Personal information
- Full name: Kwame Obeng Darko
- Date of birth: 26 March 1986 (age 38)
- Place of birth: Accra, Ghana
- Height: 1.80 m (5 ft 11 in)
- Position(s): Striker

Team information
- Current team: Liberty Professionals
- Number: 23

Youth career
- 2001–2003: 11 Stoppers
- 2003–2005: Fotofas Colts Club

Senior career*
- Years: Team / Apps / (Gls)
- 2005–2007: Liberty Professionals
- 2008–2009: Asante Kotoko
- 2009: Al-Karamah
- 2010: Power FC
- 2010: Liberty Professionals

= Kwame Obeng Darko =

Ghanaian former footballer

Kwame Obeng Darko (born March 26, 1986) is a Ghanaian former footballer.

==Early career==
The Ghanaian born Darko began his career with 11 stoppers (u-12) then joined Fotofas Colts club (u-17).

==Career==
Darko played two years with Liberty Professionals F.C. before signing for Asante Kotoko. He played now for two months for Asante Kotoko and signed on 15 February 2009 for Syrian club Al-Karamah.

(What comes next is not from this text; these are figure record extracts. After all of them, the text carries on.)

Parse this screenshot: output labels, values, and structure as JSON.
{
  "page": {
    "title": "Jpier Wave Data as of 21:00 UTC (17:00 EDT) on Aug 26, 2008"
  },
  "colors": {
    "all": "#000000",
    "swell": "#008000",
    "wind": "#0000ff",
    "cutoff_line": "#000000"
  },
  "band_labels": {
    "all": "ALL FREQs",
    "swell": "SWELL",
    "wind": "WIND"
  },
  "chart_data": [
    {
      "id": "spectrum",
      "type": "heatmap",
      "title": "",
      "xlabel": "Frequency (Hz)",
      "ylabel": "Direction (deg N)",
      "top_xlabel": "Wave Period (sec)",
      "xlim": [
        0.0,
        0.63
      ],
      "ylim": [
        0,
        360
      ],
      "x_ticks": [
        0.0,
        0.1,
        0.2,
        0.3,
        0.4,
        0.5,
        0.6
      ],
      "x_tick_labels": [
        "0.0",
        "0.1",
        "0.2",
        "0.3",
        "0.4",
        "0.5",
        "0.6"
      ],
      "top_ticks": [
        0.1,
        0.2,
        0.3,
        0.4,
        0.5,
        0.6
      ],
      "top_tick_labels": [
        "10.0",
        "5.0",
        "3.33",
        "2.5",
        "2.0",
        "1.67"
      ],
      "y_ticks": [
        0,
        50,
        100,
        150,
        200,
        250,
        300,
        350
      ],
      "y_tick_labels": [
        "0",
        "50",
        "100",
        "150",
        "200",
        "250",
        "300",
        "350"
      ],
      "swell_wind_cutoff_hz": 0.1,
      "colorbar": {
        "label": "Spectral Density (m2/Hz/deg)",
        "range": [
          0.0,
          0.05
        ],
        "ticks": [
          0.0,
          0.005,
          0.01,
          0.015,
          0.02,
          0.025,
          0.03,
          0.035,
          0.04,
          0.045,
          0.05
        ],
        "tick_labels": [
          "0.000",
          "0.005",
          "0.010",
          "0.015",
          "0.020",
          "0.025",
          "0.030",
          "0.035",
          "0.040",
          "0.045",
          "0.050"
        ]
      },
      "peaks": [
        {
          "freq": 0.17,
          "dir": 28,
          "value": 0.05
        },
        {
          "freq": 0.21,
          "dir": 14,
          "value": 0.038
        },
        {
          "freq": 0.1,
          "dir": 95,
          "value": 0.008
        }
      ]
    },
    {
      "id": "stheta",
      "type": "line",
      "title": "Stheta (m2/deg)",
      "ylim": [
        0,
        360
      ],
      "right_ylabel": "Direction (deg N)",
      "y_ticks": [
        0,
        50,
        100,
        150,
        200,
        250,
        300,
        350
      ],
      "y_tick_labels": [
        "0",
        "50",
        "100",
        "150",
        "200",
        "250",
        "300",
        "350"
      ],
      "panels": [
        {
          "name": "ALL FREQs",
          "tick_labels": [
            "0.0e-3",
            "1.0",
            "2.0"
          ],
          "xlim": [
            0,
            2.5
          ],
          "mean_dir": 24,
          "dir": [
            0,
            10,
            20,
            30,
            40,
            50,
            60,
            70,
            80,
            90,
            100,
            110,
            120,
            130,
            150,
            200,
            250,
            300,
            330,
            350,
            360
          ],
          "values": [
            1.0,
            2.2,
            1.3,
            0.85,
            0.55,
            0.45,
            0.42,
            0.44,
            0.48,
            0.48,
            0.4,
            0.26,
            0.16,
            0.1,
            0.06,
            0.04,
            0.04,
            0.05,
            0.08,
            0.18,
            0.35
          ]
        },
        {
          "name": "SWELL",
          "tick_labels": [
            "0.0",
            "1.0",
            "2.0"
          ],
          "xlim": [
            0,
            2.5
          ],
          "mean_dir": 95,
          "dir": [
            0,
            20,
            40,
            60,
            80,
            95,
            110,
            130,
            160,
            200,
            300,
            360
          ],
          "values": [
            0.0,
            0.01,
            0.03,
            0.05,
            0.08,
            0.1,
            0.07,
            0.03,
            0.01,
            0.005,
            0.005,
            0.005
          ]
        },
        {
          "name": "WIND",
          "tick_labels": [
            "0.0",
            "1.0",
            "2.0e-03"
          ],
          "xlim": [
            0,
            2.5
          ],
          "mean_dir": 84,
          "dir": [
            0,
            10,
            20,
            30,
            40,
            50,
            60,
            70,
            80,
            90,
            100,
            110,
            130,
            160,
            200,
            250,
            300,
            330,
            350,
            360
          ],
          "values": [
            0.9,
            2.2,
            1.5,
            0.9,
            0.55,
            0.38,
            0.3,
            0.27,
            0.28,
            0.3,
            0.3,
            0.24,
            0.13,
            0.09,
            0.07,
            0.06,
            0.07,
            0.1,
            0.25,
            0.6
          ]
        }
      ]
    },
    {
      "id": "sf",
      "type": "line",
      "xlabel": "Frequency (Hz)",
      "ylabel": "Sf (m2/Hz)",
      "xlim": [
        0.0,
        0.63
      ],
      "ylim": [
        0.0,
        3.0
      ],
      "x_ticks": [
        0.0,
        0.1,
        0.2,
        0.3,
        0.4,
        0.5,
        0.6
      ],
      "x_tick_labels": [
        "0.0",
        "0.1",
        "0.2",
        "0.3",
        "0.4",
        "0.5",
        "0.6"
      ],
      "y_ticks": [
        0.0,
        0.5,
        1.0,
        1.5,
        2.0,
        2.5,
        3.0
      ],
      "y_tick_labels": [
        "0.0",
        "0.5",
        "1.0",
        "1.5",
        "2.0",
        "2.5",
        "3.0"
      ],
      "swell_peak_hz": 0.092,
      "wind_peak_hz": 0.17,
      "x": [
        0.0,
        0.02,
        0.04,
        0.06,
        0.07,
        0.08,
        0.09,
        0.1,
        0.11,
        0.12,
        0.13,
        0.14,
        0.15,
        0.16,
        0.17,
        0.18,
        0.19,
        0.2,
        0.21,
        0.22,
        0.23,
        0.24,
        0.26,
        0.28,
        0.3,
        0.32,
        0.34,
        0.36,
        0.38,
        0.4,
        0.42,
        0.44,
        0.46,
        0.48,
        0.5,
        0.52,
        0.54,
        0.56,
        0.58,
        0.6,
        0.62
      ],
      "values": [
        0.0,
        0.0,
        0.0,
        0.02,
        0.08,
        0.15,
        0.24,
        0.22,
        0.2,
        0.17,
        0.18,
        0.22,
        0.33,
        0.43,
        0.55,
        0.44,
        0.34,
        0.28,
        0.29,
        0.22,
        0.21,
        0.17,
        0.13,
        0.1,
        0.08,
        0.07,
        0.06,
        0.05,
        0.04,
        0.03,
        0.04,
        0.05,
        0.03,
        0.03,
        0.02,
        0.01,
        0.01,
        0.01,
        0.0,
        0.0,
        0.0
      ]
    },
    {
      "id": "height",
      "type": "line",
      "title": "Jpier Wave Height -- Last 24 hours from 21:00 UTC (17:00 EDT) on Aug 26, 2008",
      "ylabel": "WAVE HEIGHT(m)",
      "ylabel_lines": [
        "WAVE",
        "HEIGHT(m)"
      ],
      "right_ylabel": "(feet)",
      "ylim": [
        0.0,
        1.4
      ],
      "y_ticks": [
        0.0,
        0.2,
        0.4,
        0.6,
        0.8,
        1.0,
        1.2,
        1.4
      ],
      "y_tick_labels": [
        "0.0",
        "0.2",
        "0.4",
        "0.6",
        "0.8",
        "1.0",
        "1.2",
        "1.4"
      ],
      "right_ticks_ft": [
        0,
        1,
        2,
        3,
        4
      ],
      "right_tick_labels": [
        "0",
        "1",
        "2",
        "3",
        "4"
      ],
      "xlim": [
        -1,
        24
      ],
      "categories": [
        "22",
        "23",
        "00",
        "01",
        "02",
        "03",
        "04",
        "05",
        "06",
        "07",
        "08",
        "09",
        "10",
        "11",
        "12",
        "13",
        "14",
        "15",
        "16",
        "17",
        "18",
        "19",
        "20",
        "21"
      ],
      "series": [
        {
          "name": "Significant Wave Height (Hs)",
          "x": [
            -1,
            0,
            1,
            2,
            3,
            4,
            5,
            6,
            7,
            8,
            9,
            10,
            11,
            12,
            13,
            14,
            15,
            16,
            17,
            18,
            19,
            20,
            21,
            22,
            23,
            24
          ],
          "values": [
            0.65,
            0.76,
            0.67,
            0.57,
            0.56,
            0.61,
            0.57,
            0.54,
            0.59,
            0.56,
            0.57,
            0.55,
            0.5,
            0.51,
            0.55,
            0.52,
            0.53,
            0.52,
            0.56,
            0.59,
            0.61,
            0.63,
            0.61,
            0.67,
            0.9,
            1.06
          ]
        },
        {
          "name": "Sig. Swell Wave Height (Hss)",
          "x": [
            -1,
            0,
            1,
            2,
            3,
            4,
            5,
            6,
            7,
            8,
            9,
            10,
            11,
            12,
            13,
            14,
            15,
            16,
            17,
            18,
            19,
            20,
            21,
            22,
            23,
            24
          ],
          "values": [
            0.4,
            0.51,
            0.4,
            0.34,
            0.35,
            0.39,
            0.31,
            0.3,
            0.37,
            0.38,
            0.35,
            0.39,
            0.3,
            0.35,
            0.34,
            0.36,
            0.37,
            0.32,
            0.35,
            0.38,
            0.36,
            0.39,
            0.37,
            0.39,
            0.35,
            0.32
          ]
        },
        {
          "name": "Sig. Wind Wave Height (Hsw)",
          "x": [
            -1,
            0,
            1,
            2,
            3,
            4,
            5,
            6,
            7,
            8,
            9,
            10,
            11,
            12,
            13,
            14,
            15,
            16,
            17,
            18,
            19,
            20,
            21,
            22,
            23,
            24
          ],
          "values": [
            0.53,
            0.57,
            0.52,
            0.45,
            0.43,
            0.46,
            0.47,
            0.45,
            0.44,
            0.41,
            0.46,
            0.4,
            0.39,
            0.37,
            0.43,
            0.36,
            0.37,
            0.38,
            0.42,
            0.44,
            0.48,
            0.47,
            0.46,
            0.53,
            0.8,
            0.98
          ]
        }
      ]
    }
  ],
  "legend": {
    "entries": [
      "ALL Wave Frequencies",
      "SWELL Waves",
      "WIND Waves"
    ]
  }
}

He was in summer 2009 released by the Syrian club Al-Karamah and turned back to Ghana who signed for Power FC. The striker left his club Power FC in September 2010 and signed with Liberty Professionals F.C.

==Personal life==
Darko is the son of Hayford Darko and Margaret Bediako and is the second of four children.